Quelle est la loi? Et est-il possible de facturer David la totalité du montant qu’il a proposé pendant la vente?
Réponse:
Vente des Mitsvot – Véritable acquisition ou bien engagement en tant que vœu et charité
Concernant la vente des mitsvot d’usage dans la plupart des synagogues, les Posskim (décisionnaires) sont partagés sur la définition juridique de cette vente.
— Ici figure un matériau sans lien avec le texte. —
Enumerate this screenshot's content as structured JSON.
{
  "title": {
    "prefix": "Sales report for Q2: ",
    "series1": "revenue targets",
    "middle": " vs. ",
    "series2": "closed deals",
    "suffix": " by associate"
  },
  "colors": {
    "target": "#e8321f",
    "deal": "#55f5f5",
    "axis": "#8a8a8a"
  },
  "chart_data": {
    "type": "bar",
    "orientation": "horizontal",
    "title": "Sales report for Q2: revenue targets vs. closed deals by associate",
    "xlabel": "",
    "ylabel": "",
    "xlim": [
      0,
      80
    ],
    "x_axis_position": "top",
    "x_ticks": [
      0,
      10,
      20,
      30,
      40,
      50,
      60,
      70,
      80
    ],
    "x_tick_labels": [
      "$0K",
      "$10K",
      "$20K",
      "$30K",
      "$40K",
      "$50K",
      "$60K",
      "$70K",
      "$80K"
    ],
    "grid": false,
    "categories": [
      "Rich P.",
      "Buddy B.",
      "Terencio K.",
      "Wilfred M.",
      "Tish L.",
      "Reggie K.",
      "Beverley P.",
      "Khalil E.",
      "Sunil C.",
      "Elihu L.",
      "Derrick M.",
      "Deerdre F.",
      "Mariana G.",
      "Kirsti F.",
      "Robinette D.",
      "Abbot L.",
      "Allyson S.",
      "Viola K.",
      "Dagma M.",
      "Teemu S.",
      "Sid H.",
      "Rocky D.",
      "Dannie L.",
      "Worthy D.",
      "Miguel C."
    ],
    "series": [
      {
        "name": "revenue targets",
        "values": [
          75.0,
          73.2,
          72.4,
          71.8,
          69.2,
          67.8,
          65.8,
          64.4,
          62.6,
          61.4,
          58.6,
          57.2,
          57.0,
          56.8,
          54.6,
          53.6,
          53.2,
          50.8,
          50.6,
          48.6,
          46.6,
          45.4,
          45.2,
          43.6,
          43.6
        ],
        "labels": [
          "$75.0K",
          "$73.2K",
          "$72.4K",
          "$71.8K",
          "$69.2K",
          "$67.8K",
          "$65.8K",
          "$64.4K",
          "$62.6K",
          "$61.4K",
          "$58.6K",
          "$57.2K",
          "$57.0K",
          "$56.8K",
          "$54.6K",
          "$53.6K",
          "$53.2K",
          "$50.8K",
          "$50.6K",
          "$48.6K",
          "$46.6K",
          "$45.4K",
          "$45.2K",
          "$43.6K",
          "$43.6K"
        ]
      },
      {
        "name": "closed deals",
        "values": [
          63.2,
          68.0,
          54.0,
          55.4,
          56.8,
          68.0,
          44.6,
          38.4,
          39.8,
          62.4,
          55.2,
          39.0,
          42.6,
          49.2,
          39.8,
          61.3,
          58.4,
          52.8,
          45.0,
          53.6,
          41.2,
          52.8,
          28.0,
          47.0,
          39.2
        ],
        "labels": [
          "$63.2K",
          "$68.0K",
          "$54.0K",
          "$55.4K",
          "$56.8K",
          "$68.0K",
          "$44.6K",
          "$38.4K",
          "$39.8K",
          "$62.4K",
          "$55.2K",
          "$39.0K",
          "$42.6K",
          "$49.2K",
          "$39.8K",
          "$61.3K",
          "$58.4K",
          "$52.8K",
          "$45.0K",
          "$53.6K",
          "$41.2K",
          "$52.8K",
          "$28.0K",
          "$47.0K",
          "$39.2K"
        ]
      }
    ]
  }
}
S’agit-il d’une vente réelle et d’une transaction commerciale, ou bien nous ne pouvons définir cela que comme une sorte de vœu et d’un engagement de charité en contrepartie d’une mitsva ?
Cette question a plusieurs implications, comme par exemple, la question de savoir si une personne qui a acheté une mitsva peut la vendre ou même la donner en cadeau à quelqu’un d’autre. De cette question dépend également le sujet que les décisionnaires ont traité, de savoir s’il est permis de faire ces ventes le Chabat ou jour de Fête.
Le Ran s’est déjà interrogé sur ce qui est mentionné dans la Guémara Chabat (150a) comme quoi il est permis de faire des calculs relatifs à une mitsva le Chabat, et que l’on peut donc attribuer la charité pour les pauvres ce jour là. Cela semble contredire ce qui est explicite dans la Michna Bétsa (36b) comme quoi il nous est interdit de consacrer des objets à l’usage du Temple ni de faire un vœu d’évaluation (ara’khin) pendant Yom-Tov, et la Guémara explique ces interdictions en raison d’un décret du fait de leur similitude avec le commerce. Ces actes, qui impliquent tous le transfert de propriété au trésor du Temple, ressemblent au commerce, qui est interdit lors des jours de fêtes.
Et le Ran s’interroge alors, pourquoi la loi de Tsédaka est-elle différente des lois relatives aux consécrations? Comment se fait-il qu’en ce qui concerne la charité, il est permis de s’engager pendant Chabat à donner, alors qu’en ce qui concerne les consécrations au Hekdech, cela est interdit ?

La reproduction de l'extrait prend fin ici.